BTNGC Buka Data Pemanfaatan Air Tanpa Izin
- account_circle sep
- calendar_month Sab, 13 Des 2025
- comment 0 komentar

Salah Satu Mata Air Di Kawasan Tngc
jelajahtvnews.com,- Polemik pengelolaan air di kawasan Taman Nasional Gunung Ciremai (TNGC) kembali mencuat ke permukaan. Aksi protes Aliansi Masyarakat Kuningan pada 10 Desember 2025 menjadi titik balik yang mengguncang legitimasi pengelolaan konservasi, khususnya terkait dugaan pemanfaatan mata air tanpa izin resmi.
Dalam aksi tersebut, massa menuding Balai Taman Nasional Gunung Ciremai (BTNGC) lalai menjaga kawasan konservasi dari praktik eksploitasi ilegal. Dugaan penggunaan air tanpa izin dinilai berdampak langsung pada berkurangnya pasokan air bersih di sejumlah desa penyangga. Ketidakpuasan itu memuncak hingga muncul tuntutan ekstrem agar BTNGC dibubarkan.

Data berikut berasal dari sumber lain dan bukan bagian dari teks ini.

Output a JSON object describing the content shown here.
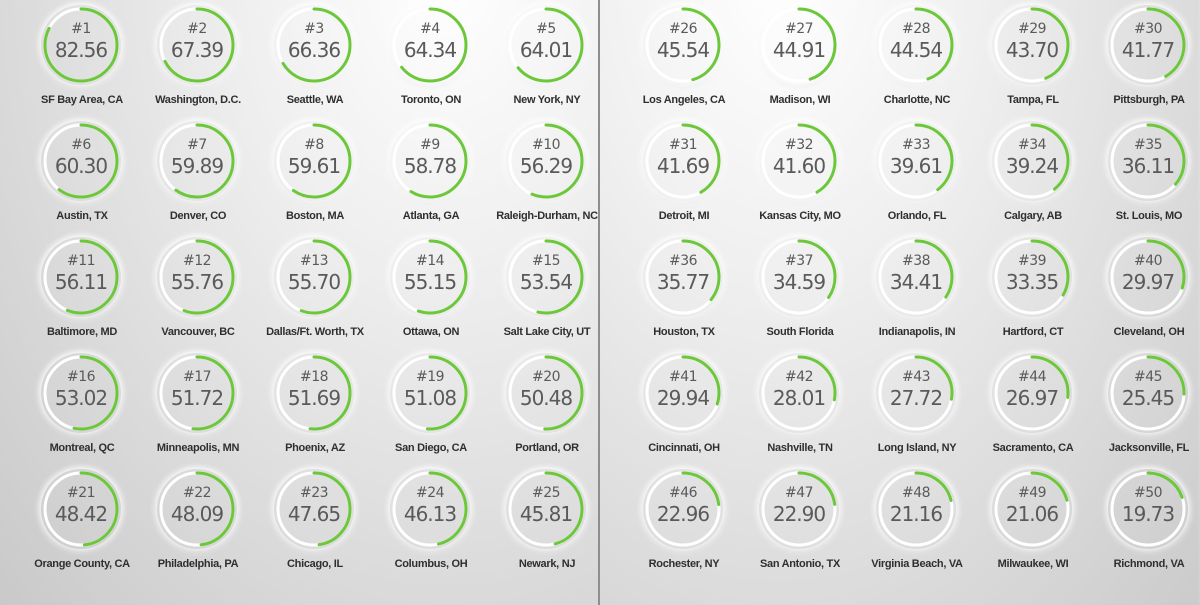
{
  "colors": {
    "arc": "#6cc83a",
    "track": "#ffffff",
    "text": "#5a5a5a",
    "city": "#2f2f2f"
  },
  "max_score": 100,
  "cities": [
    {
      "rank": "#1",
      "score": "82.56",
      "name": "SF Bay Area, CA"
    },
    {
      "rank": "#2",
      "score": "67.39",
      "name": "Washington, D.C."
    },
    {
      "rank": "#3",
      "score": "66.36",
      "name": "Seattle, WA"
    },
    {
      "rank": "#4",
      "score": "64.34",
      "name": "Toronto, ON"
    },
    {
      "rank": "#5",
      "score": "64.01",
      "name": "New York, NY"
    },
    {
      "rank": "#6",
      "score": "60.30",
      "name": "Austin, TX"
    },
    {
      "rank": "#7",
      "score": "59.89",
      "name": "Denver, CO"
    },
    {
      "rank": "#8",
      "score": "59.61",
      "name": "Boston, MA"
    },
    {
      "rank": "#9",
      "score": "58.78",
      "name": "Atlanta, GA"
    },
    {
      "rank": "#10",
      "score": "56.29",
      "name": "Raleigh-Durham, NC"
    },
    {
      "rank": "#11",
      "score": "56.11",
      "name": "Baltimore, MD"
    },
    {
      "rank": "#12",
      "score": "55.76",
      "name": "Vancouver, BC"
    },
    {
      "rank": "#13",
      "score": "55.70",
      "name": "Dallas/Ft. Worth, TX"
    },
    {
      "rank": "#14",
      "score": "55.15",
      "name": "Ottawa, ON"
    },
    {
      "rank": "#15",
      "score": "53.54",
      "name": "Salt Lake City, UT"
    },
    {
      "rank": "#16",
      "score": "53.02",
      "name": "Montreal, QC"
    },
    {
      "rank": "#17",
      "score": "51.72",
      "name": "Minneapolis, MN"
    },
    {
      "rank": "#18",
      "score": "51.69",
      "name": "Phoenix, AZ"
    },
    {
      "rank": "#19",
      "score": "51.08",
      "name": "San Diego, CA"
    },
    {
      "rank": "#20",
      "score": "50.48",
      "name": "Portland, OR"
    },
    {
      "rank": "#21",
      "score": "48.42",
      "name": "Orange County, CA"
    },
    {
      "rank": "#22",
      "score": "48.09",
      "name": "Philadelphia, PA"
    },
    {
      "rank": "#23",
      "score": "47.65",
      "name": "Chicago, IL"
    },
    {
      "rank": "#24",
      "score": "46.13",
      "name": "Columbus, OH"
    },
    {
      "rank": "#25",
      "score": "45.81",
      "name": "Newark, NJ"
    },
    {
      "rank": "#26",
      "score": "45.54",
      "name": "Los Angeles, CA"
    },
    {
      "rank": "#27",
      "score": "44.91",
      "name": "Madison, WI"
    },
    {
      "rank": "#28",
      "score": "44.54",
      "name": "Charlotte, NC"
    },
    {
      "rank": "#29",
      "score": "43.70",
      "name": "Tampa, FL"
    },
    {
      "rank": "#30",
      "score": "41.77",
      "name": "Pittsburgh, PA"
    },
    {
      "rank": "#31",
      "score": "41.69",
      "name": "Detroit, MI"
    },
    {
      "rank": "#32",
      "score": "41.60",
      "name": "Kansas City, MO"
    },
    {
      "rank": "#33",
      "score": "39.61",
      "name": "Orlando, FL"
    },
    {
      "rank": "#34",
      "score": "39.24",
      "name": "Calgary, AB"
    },
    {
      "rank": "#35",
      "score": "36.11",
      "name": "St. Louis, MO"
    },
    {
      "rank": "#36",
      "score": "35.77",
      "name": "Houston, TX"
    },
    {
      "rank": "#37",
      "score": "34.59",
      "name": "South Florida"
    },
    {
      "rank": "#38",
      "score": "34.41",
      "name": "Indianapolis, IN"
    },
    {
      "rank": "#39",
      "score": "33.35",
      "name": "Hartford, CT"
    },
    {
      "rank": "#40",
      "score": "29.97",
      "name": "Cleveland, OH"
    },
    {
      "rank": "#41",
      "score": "29.94",
      "name": "Cincinnati, OH"
    },
    {
      "rank": "#42",
      "score": "28.01",
      "name": "Nashville, TN"
    },
    {
      "rank": "#43",
      "score": "27.72",
      "name": "Long Island, NY"
    },
    {
      "rank": "#44",
      "score": "26.97",
      "name": "Sacramento, CA"
    },
    {
      "rank": "#45",
      "score": "25.45",
      "name": "Jacksonville, FL"
    },
    {
      "rank": "#46",
      "score": "22.96",
      "name": "Rochester, NY"
    },
    {
      "rank": "#47",
      "score": "22.90",
      "name": "San Antonio, TX"
    },
    {
      "rank": "#48",
      "score": "21.16",
      "name": "Virginia Beach, VA"
    },
    {
      "rank": "#49",
      "score": "21.06",
      "name": "Milwaukee, WI"
    },
    {
      "rank": "#50",
      "score": "19.73",
      "name": "Richmond, VA"
    }
  ]
}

Ketegangan sempat terjadi ketika massa aksi beradu argumen langsung dengan Kepala BTNGC, Toni Anwar, S.Hut., M.T. Dalam pernyataannya, Toni mengakui pihaknya telah melayangkan surat peringatan kepada 15 titik pengguna air yang diduga belum mengantongi izin. Namun ia menegaskan, data tersebut masih memerlukan verifikasi lanjutan. Pernyataan ini justru memperkuat dugaan publik bahwa pemanfaatan air tanpa izin memang telah berlangsung cukup lama.
Melalui Humas BTNGC, Sabtu 13 Desember 2025, Ady Sularso, Menyampaikan, lokasi yang telah menerima surat peringatan sejak 25 November 2024. Di wilayah Palutungan, surat tersebut dikirimkan kepada sejumlah rumah makan dan objek wisata, di antaranya RM Varvara Hill, RM Saung Mang Eman Tenjolaut, RM Kedai Oma, RM Secret Garden, RM Warung Djenggo, RM Santana Resto, RM Bubulak, Wisata Jurang Landung, Wisata D Orchid, Taman Cisantana, Curug Sawer Cisantana, Sukageri View, Goa Maria, Saraeland, hingga Pondok Cai Pinus.

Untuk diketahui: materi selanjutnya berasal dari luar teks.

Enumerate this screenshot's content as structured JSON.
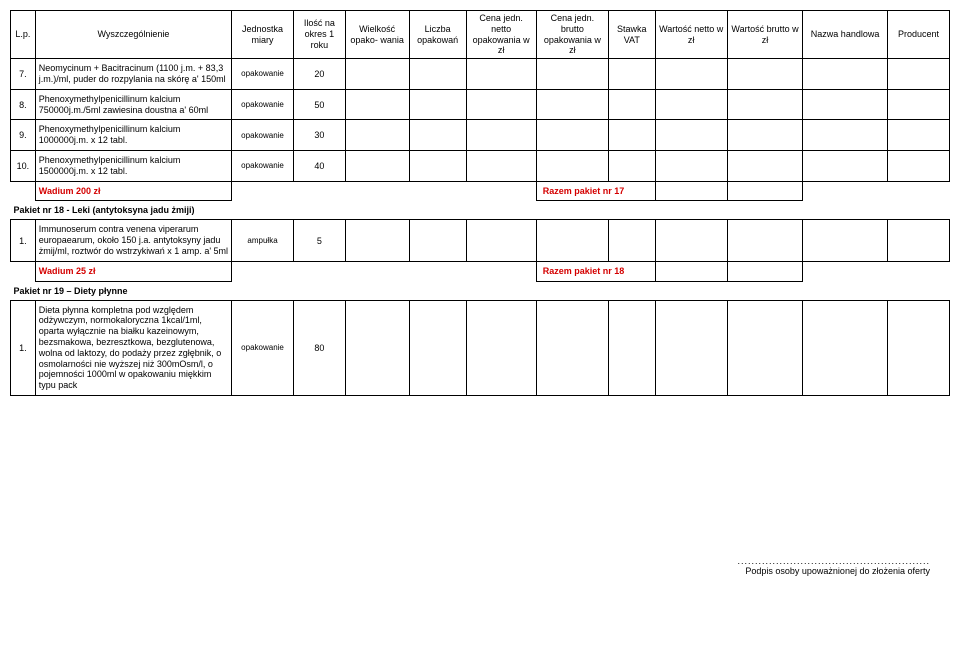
{
  "headers": {
    "lp": "L.p.",
    "desc": "Wyszczególnienie",
    "unit": "Jednostka miary",
    "qty": "Ilość na okres 1 roku",
    "size": "Wielkość opako- wania",
    "pack": "Liczba opakowań",
    "net": "Cena jedn. netto opakowania w zł",
    "gross": "Cena jedn. brutto opakowania w zł",
    "vat": "Stawka VAT",
    "valn": "Wartość netto w zł",
    "valg": "Wartość brutto w zł",
    "name": "Nazwa handlowa",
    "prod": "Producent"
  },
  "rows": [
    {
      "lp": "7.",
      "desc": "Neomycinum + Bacitracinum (1100 j.m. + 83,3 j.m.)/ml, puder do rozpylania na skórę a' 150ml",
      "unit": "opakowanie",
      "qty": "20"
    },
    {
      "lp": "8.",
      "desc": "Phenoxymethylpenicillinum kalcium 750000j.m./5ml zawiesina doustna a' 60ml",
      "unit": "opakowanie",
      "qty": "50"
    },
    {
      "lp": "9.",
      "desc": "Phenoxymethylpenicillinum kalcium 1000000j.m. x 12 tabl.",
      "unit": "opakowanie",
      "qty": "30"
    },
    {
      "lp": "10.",
      "desc": "Phenoxymethylpenicillinum kalcium 1500000j.m. x 12 tabl.",
      "unit": "opakowanie",
      "qty": "40"
    }
  ],
  "wadium1": "Wadium  200 zł",
  "razem1": "Razem pakiet nr 17",
  "section18": "Pakiet nr 18  - Leki (antytoksyna jadu żmiji)",
  "rows18": [
    {
      "lp": "1.",
      "desc": "Immunoserum contra venena viperarum europaearum, około 150 j.a. antytoksyny jadu żmij/ml, roztwór do wstrzykiwań x 1 amp. a' 5ml",
      "unit": "ampułka",
      "qty": "5"
    }
  ],
  "wadium2": "Wadium  25 zł",
  "razem2": "Razem pakiet nr 18",
  "section19": "Pakiet nr 19 – Diety płynne",
  "rows19": [
    {
      "lp": "1.",
      "desc": "Dieta płynna kompletna pod względem odżywczym, normokaloryczna 1kcal/1ml, oparta wyłącznie na białku kazeinowym, bezsmakowa, bezresztkowa, bezglutenowa, wolna od laktozy, do podaży przez zgłębnik, o osmolarności nie wyższej niż 300mOsm/l, o pojemności 1000ml w opakowaniu miękkim typu pack",
      "unit": "opakowanie",
      "qty": "80"
    }
  ],
  "footer_dots": ".......................................................",
  "footer_text": "Podpis osoby upoważnionej do złożenia oferty"
}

Sementara di wilayah utara kawasan TNGC, lima titik lain juga tercatat menerima surat serupa, yakni Blehod, Kharisma, Iko, H Uni, dan Arrahma. Untuk pemanfaatan nonkomersial, BTNGC mengaku telah mengirimkan surat imbauan kepada 54 desa penyangga.
Menanggapi kritik publik mengapa pemanfaatan air di titik-titik tersebut belum dihentikan, Kepala BTNGC menyampaikan alasan sosial-ekonomi. Ia menyebut hampir seluruh pengguna masih sangat bergantung pada pasokan air untuk kelangsungan usaha dan mata pencaharian. Pemutusan mendadak, menurutnya, berpotensi memicu dampak sosial yang lebih luas. “Kami harus menegakkan aturan konservasi, tetapi tetap mempertimbangkan aspek sosial dan ekonomi masyarakat,” ujarnya di hadapan massa aksi.

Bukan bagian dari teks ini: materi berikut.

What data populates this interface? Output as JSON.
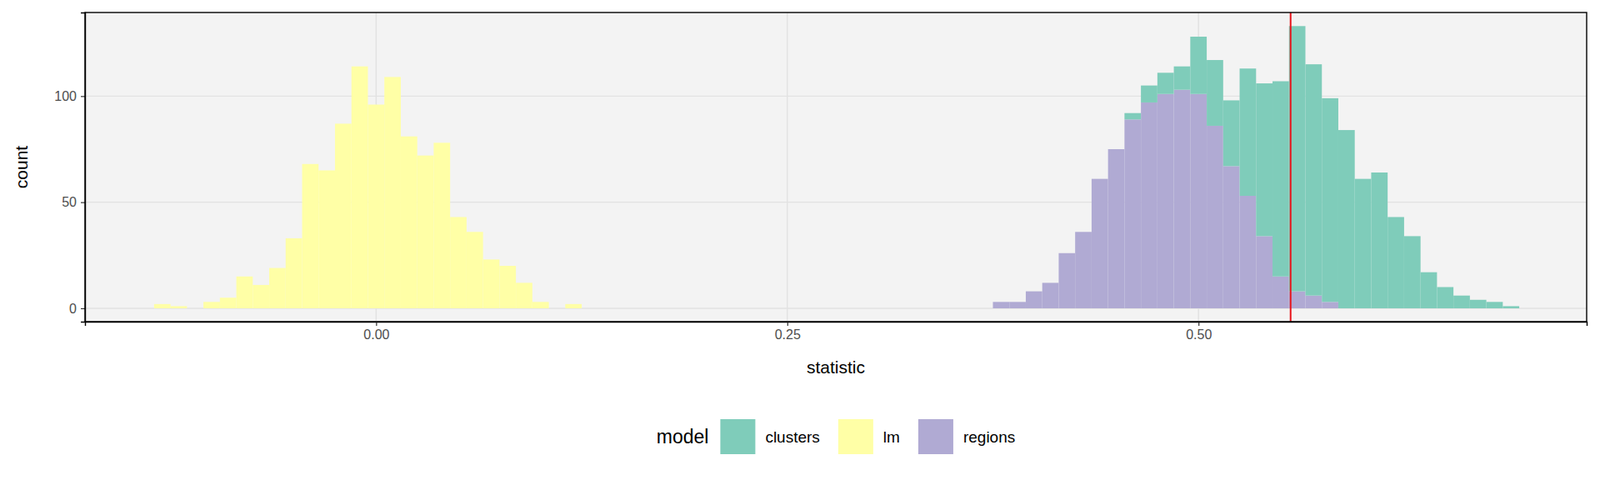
{
  "chart_data": {
    "type": "histogram",
    "xlabel": "statistic",
    "ylabel": "count",
    "legend_title": "model",
    "legend": "bottom",
    "grid": true,
    "stacked": true,
    "xlim": [
      -0.177,
      0.736
    ],
    "ylim": [
      -6.3,
      139.4
    ],
    "xticks": [
      {
        "value": 0,
        "label": "0.00"
      },
      {
        "value": 0.25,
        "label": "0.25"
      },
      {
        "value": 0.5,
        "label": "0.50"
      }
    ],
    "yticks": [
      0,
      50,
      100
    ],
    "bins": [
      -0.135,
      -0.125,
      -0.115,
      -0.105,
      -0.095,
      -0.085,
      -0.075,
      -0.065,
      -0.055,
      -0.045,
      -0.035,
      -0.025,
      -0.015,
      -0.005,
      0.005,
      0.015,
      0.025,
      0.035,
      0.045,
      0.055,
      0.065,
      0.075,
      0.085,
      0.095,
      0.105,
      0.115,
      0.125,
      0.135,
      0.145,
      0.155,
      0.165,
      0.175,
      0.185,
      0.195,
      0.205,
      0.215,
      0.225,
      0.235,
      0.245,
      0.255,
      0.265,
      0.275,
      0.285,
      0.295,
      0.305,
      0.315,
      0.325,
      0.335,
      0.345,
      0.355,
      0.365,
      0.375,
      0.385,
      0.395,
      0.405,
      0.415,
      0.425,
      0.435,
      0.445,
      0.455,
      0.465,
      0.475,
      0.485,
      0.495,
      0.505,
      0.515,
      0.525,
      0.535,
      0.545,
      0.555,
      0.565,
      0.575,
      0.585,
      0.595,
      0.605,
      0.615,
      0.625,
      0.635,
      0.645,
      0.655,
      0.665,
      0.675,
      0.685,
      0.695
    ],
    "series": [
      {
        "name": "clusters",
        "color": "#7fccba",
        "values": [
          0,
          0,
          0,
          0,
          0,
          0,
          0,
          0,
          0,
          0,
          0,
          0,
          0,
          0,
          0,
          0,
          0,
          0,
          0,
          0,
          0,
          0,
          0,
          0,
          0,
          0,
          0,
          0,
          0,
          0,
          0,
          0,
          0,
          0,
          0,
          0,
          0,
          0,
          0,
          0,
          0,
          0,
          0,
          0,
          0,
          0,
          0,
          0,
          0,
          0,
          0,
          0,
          0,
          0,
          0,
          0,
          0,
          0,
          0,
          3,
          8,
          10,
          11,
          27,
          31,
          31,
          60,
          72,
          92,
          125,
          109,
          96,
          84,
          61,
          64,
          43,
          34,
          17,
          10,
          6,
          4,
          3,
          1
        ]
      },
      {
        "name": "lm",
        "color": "#ffffa6",
        "values": [
          2,
          1,
          0,
          3,
          5,
          15,
          11,
          19,
          33,
          68,
          65,
          87,
          114,
          96,
          109,
          81,
          72,
          78,
          43,
          36,
          23,
          20,
          12,
          3,
          0,
          2,
          0,
          0,
          0,
          0,
          0,
          0,
          0,
          0,
          0,
          0,
          0,
          0,
          0,
          0,
          0,
          0,
          0,
          0,
          0,
          0,
          0,
          0,
          0,
          0,
          0,
          0,
          0,
          0,
          0,
          0,
          0,
          0,
          0,
          0,
          0,
          0,
          0,
          0,
          0,
          0,
          0,
          0,
          0,
          0,
          0,
          0,
          0,
          0,
          0,
          0,
          0,
          0,
          0,
          0,
          0,
          0,
          0
        ]
      },
      {
        "name": "regions",
        "color": "#b0aad3",
        "values": [
          0,
          0,
          0,
          0,
          0,
          0,
          0,
          0,
          0,
          0,
          0,
          0,
          0,
          0,
          0,
          0,
          0,
          0,
          0,
          0,
          0,
          0,
          0,
          0,
          0,
          0,
          0,
          0,
          0,
          0,
          0,
          0,
          0,
          0,
          0,
          0,
          0,
          0,
          0,
          0,
          0,
          0,
          0,
          0,
          0,
          0,
          0,
          0,
          0,
          0,
          0,
          3,
          3,
          8,
          12,
          26,
          36,
          61,
          75,
          89,
          97,
          101,
          103,
          101,
          86,
          67,
          53,
          34,
          15,
          8,
          6,
          3,
          0,
          0,
          0,
          0,
          0,
          0,
          0,
          0,
          0,
          0,
          0
        ]
      }
    ],
    "reference_line": {
      "x": 0.556,
      "color": "#e8141c"
    }
  }
}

Ady Sularso menambahkan, sebagian pelaku usaha kini tengah memproses izin resmi berupa Izin Usaha Pemanfaatan Air (IUPA) melalui sistem OSS pemerintah pusat. Beberapa di antaranya adalah Arunika, Rageman, Ipukan Highland, PAM Kota Cirebon, PAM Kabupaten Cirebon, PT KPK, dan PT Banyu Putra Mahkota. BTNGC, kata Ady, terus mendorong kepatuhan regulasi tanpa mengabaikan keberlangsungan ekonomi masyarakat sekitar.
Keterbukaan data yang baru disampaikan BTNGC dinilai sebagai langkah awal, tetapi publik masih menanti ketegasan, transparansi, dan tenggat waktu yang jelas dalam penataan ulang pemanfaatan air.
Di tengah krisis kepercayaan ini, desa-desa penyangga masih menggantungkan harapan pada satu hal mendasar: kepastian keberlanjutan sumber air. Bagaimana negara menempatkan kepentingan lingkungan, ekonomi, dan tata kelola secara adil kini akan menentukan masa depan Gunung Ciremai sebagai kawasan konservasi—apakah benar-benar dilindungi, atau perlahan terkikis oleh kompromi tanpa ujung.